The Federal Bureau of Investigation has investigated over 100 cases of suspected Islamic extremists either in the U.S. military or closely associated with it.
About a dozen of the cases are considered “serious,” according to a report from National Public Radio — based on a closed House-Senate committee hearing in December. There is no indication as to whether the number has increased in the ensuing six months. This is the first time the number of cases has been publicly reported.
“Serious” cases include suspects who are planning attacks or are in touch with “dangerous individuals.”
Both the FBI and Department of Defense declined to comment to The Daily Caller about the investigations.
Sources familiar with the investigation confirmed the case number to NPR. The threats reportedly include both active and reserve military personnel, individuals with access to military facilities and even family members of people with military dependent ID cards.

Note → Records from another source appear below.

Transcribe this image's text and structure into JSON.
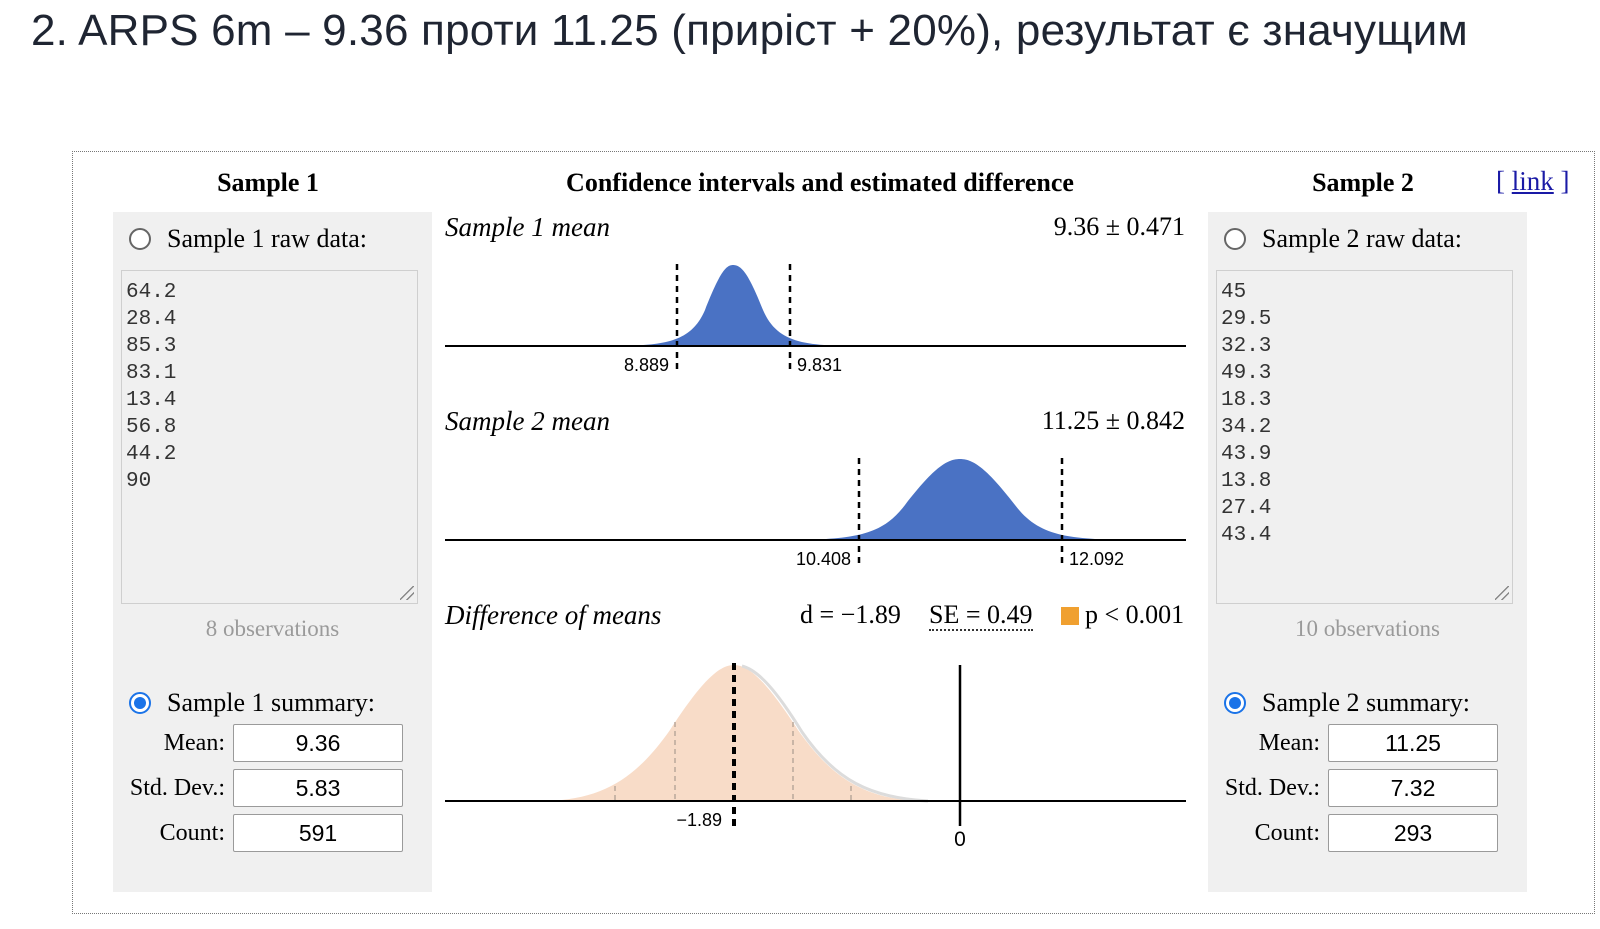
{
  "heading": "2. ARPS 6m – 9.36 проти 11.25 (приріст + 20%), результат є значущим",
  "center_title": "Confidence intervals and estimated difference",
  "link": {
    "open": "[",
    "label": "link",
    "close": "]"
  },
  "sample1": {
    "title": "Sample 1",
    "raw_label": "Sample 1 raw data:",
    "raw_selected": false,
    "raw_values": [
      "64.2",
      "28.4",
      "85.3",
      "83.1",
      "13.4",
      "56.8",
      "44.2",
      "90"
    ],
    "observations": "8 observations",
    "summary_label": "Sample 1 summary:",
    "summary_selected": true,
    "mean_label": "Mean:",
    "mean": "9.36",
    "sd_label": "Std. Dev.:",
    "sd": "5.83",
    "count_label": "Count:",
    "count": "591"
  },
  "sample2": {
    "title": "Sample 2",
    "raw_label": "Sample 2 raw data:",
    "raw_selected": false,
    "raw_values": [
      "45",
      "29.5",
      "32.3",
      "49.3",
      "18.3",
      "34.2",
      "43.9",
      "13.8",
      "27.4",
      "43.4"
    ],
    "observations": "10 observations",
    "summary_label": "Sample 2 summary:",
    "summary_selected": true,
    "mean_label": "Mean:",
    "mean": "11.25",
    "sd_label": "Std. Dev.:",
    "sd": "7.32",
    "count_label": "Count:",
    "count": "293"
  },
  "ci1": {
    "label": "Sample 1 mean",
    "value": "9.36 ± 0.471",
    "low": "8.889",
    "high": "9.831"
  },
  "ci2": {
    "label": "Sample 2 mean",
    "value": "11.25 ± 0.842",
    "low": "10.408",
    "high": "12.092"
  },
  "diff": {
    "label": "Difference of means",
    "d": "d = −1.89",
    "se": "SE = 0.49",
    "p": "p < 0.001",
    "mark": "−1.89",
    "zero": "0"
  },
  "colors": {
    "ci_fill": "#4a72c4",
    "diff_fill": "#f8dcc8",
    "p_box": "#f0a030",
    "link": "#1a1aa6",
    "radio": "#1a73e8"
  }
}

Since the 2009 Fort Hood massacre — in which a radicalized Army Major opened fire on base, killing 13 and injuring dozens more — the Pentagon and FBI have been on high alert to prevent similar attacks.
“I was surprised and struck by the numbers; they were larger than I expected,” Connecticut independent Sen. Joseph Lieberman, chairman of the Senate Committee on Homeland Security, said.
“I know one can say that as a percentage of the millions of people in active military service or working with contractors, the numbers you talk about are a small percentage of the total,” he added, “but the reality is it only took one man, Nidal Hasan, to kill 13 people at Fort Hood and injure a lot more.”
Lieberman would not confirm the numbers.
Hasan faces the death penalty. His trial begins August 20.